Computacenter shares soar on Q1 statement

Corporate reseller reveals a strong cash position in interim management statement and claims business is on track for rest of year

A strong services business has helped corporate reseller giant Computacenter beat its first quarter 2008 performance despite difficult market conditions.

Computacenter’s shares soared 7.2 per cent this morning, and continued to rise after the firm released its interim management statement, which revealed it has generated £52m net cash, compared to a net debt of £17.2m in the same quarter 2008.

Group revenue for Q1 declined one per cent to £602.4m on an as-reported basis, but by eight per cent on a constant currency basis. The interim statement said the change was ‘consistent with plans to improve the group’s return on capital and sharpen focus as a services and solutions company’.

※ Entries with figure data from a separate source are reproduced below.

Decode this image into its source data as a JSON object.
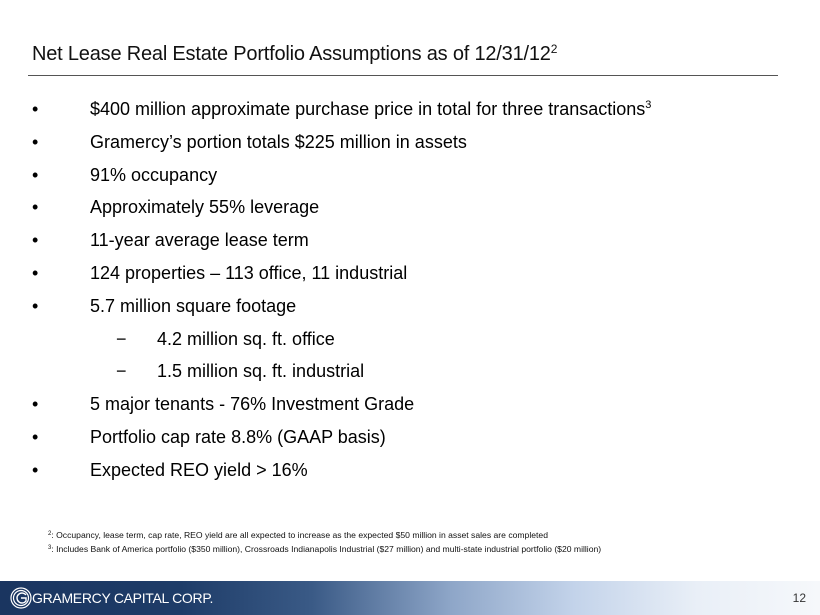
{
  "title": {
    "text": "Net Lease Real Estate Portfolio Assumptions as of 12/31/12",
    "sup": "2"
  },
  "bullets": [
    {
      "text": "$400 million approximate purchase price in total for three transactions",
      "sup": "3",
      "level": 1
    },
    {
      "text": "Gramercy’s portion totals $225 million in assets",
      "level": 1
    },
    {
      "text": "91% occupancy",
      "level": 1
    },
    {
      "text": "Approximately 55% leverage",
      "level": 1
    },
    {
      "text": "11-year average lease term",
      "level": 1
    },
    {
      "text": "124 properties – 113 office, 11 industrial",
      "level": 1
    },
    {
      "text": "5.7 million square footage",
      "level": 1
    },
    {
      "text": "4.2 million sq. ft. office",
      "level": 2
    },
    {
      "text": "1.5 million sq. ft. industrial",
      "level": 2
    },
    {
      "text": "5 major tenants - 76% Investment Grade",
      "level": 1
    },
    {
      "text": "Portfolio cap rate 8.8% (GAAP basis)",
      "level": 1
    },
    {
      "text": "Expected REO yield > 16%",
      "level": 1
    }
  ],
  "markers": {
    "level1": "•",
    "level2": "−"
  },
  "footnotes": [
    {
      "sup": "2",
      "text": ": Occupancy, lease term, cap rate, REO yield are all expected to increase as the expected $50 million in asset sales are completed"
    },
    {
      "sup": "3",
      "text": ": Includes Bank of America portfolio ($350 million), Crossroads Indianapolis Industrial ($27 million) and multi-state industrial portfolio ($20 million)"
    }
  ],
  "footer": {
    "company": "GRAMERCY CAPITAL CORP.",
    "page": "12",
    "logo_icon": "gramercy-g-logo-icon",
    "colors": {
      "dark": "#1a3560",
      "light": "#f6f8fb"
    }
  }
}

Mike Norris, chief executive of Computacenter said he was "delighted" with the results.

The UK part of the business saw revenue decline 12 per cent, but operating profit was ahead on the same period last year, helped by a six per cent growth in services, and a focus on operating costs. The French and German parts of the business saw revenue increase by eight per cent and 16 per cent respectively.

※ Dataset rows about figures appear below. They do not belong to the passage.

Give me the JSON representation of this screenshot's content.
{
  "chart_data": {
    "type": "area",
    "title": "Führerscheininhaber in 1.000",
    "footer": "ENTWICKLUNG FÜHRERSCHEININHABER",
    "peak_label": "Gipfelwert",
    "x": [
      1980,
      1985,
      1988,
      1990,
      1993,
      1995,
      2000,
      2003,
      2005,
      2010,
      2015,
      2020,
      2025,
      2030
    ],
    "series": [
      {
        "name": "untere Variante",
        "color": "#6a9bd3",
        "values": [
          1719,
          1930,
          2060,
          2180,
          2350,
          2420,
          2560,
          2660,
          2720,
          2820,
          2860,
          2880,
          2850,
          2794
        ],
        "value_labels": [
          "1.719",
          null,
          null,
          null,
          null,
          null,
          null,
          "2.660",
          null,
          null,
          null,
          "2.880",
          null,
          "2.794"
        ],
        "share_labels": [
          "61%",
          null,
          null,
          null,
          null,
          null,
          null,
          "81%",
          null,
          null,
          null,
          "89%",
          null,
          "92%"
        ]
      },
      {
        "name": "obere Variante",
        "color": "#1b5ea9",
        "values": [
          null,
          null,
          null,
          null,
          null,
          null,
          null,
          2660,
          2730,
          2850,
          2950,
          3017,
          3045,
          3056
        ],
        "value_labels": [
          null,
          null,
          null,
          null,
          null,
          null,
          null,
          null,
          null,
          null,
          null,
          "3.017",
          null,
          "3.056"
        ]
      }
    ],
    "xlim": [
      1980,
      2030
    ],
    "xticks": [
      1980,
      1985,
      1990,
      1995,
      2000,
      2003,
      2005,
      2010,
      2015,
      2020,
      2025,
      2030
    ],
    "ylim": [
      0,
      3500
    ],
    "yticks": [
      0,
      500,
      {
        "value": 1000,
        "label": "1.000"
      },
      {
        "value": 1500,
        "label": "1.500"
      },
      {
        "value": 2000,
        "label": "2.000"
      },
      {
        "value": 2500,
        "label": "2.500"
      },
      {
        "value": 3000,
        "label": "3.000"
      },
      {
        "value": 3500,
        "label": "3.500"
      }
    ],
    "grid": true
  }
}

According to the statement, the firm’s product business has been challenged due to reductions in capital expenditure by customers, but the results were buoyed by the strengthening of the euro against sterling.

Computacenter also revealed that its £15m cost-reduction plans were ‘on target’ for 2009, but that it would result in an exceptional charge of around £5m this year. A late Easter had a slight impact on revenue from ongoing operations in Q2, the statement said.

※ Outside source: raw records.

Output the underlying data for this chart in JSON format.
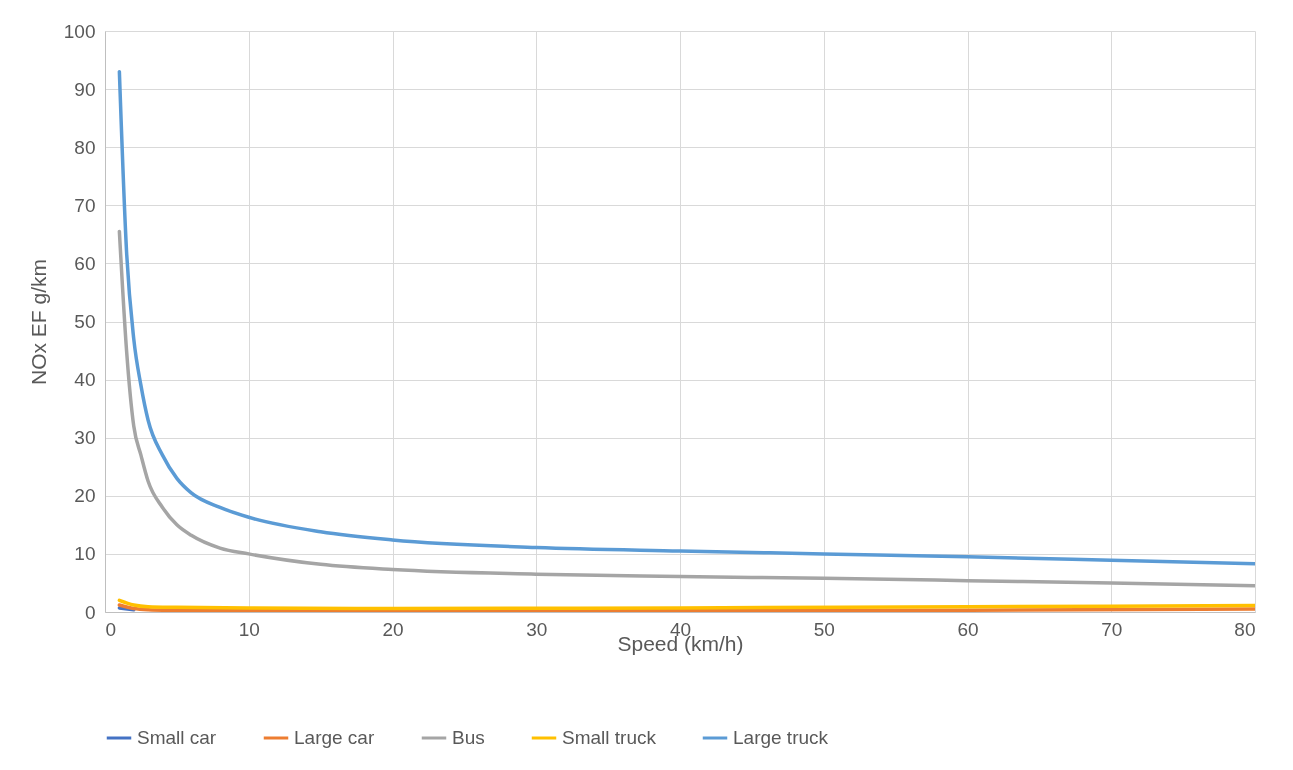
{
  "chart_data": {
    "type": "line",
    "xlabel": "Speed (km/h)",
    "ylabel": "NOx EF g/km",
    "xlim": [
      0,
      80
    ],
    "ylim": [
      0,
      100
    ],
    "xticks": [
      0,
      10,
      20,
      30,
      40,
      50,
      60,
      70,
      80
    ],
    "yticks": [
      0,
      10,
      20,
      30,
      40,
      50,
      60,
      70,
      80,
      90,
      100
    ],
    "grid": true,
    "legend": "bottom",
    "marker": "none",
    "line_style": "solid",
    "series": [
      {
        "name": "Small car",
        "color": "#4472c4",
        "x": [
          1,
          2
        ],
        "values": [
          0.7,
          0.4
        ]
      },
      {
        "name": "Large car",
        "color": "#ed7d31",
        "x": [
          1,
          2,
          3,
          5,
          10,
          20,
          40,
          60,
          80
        ],
        "values": [
          1.2,
          0.6,
          0.4,
          0.3,
          0.2,
          0.2,
          0.2,
          0.3,
          0.5
        ]
      },
      {
        "name": "Bus",
        "color": "#a5a5a5",
        "x": [
          1,
          1.5,
          2,
          2.5,
          3,
          4,
          5,
          6,
          8,
          10,
          15,
          20,
          30,
          40,
          50,
          60,
          70,
          80
        ],
        "values": [
          65.5,
          45,
          32,
          27,
          22.5,
          18,
          15,
          13.2,
          11,
          10,
          8.2,
          7.3,
          6.5,
          6.1,
          5.8,
          5.4,
          5,
          4.5
        ]
      },
      {
        "name": "Small truck",
        "color": "#ffc000",
        "x": [
          1,
          2,
          3,
          5,
          10,
          20,
          40,
          60,
          80
        ],
        "values": [
          2,
          1.2,
          0.9,
          0.8,
          0.7,
          0.6,
          0.7,
          0.9,
          1.1
        ]
      },
      {
        "name": "Large truck",
        "color": "#5b9bd5",
        "x": [
          1,
          1.5,
          2,
          2.5,
          3,
          4,
          5,
          6,
          8,
          10,
          15,
          20,
          30,
          40,
          50,
          60,
          70,
          80
        ],
        "values": [
          93,
          62,
          47,
          39,
          33,
          27,
          23,
          20.5,
          18,
          16.3,
          13.8,
          12.4,
          11.1,
          10.5,
          10,
          9.5,
          8.9,
          8.3
        ]
      }
    ]
  }
}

“We are encouraged by the solid performance we achieved in Q1,” the statement said. “Our focus on developing propositions that reduce our customers’ operating costs is enabling our services business to prosper in undoubtedly difficult economic times.

“While the economic climate is having some impact on capital projects and our product business, our growth in services and our cost-reduction activity are expected to at least offset this impact. While much remains to be done, the business remains on track for the year as a whole.”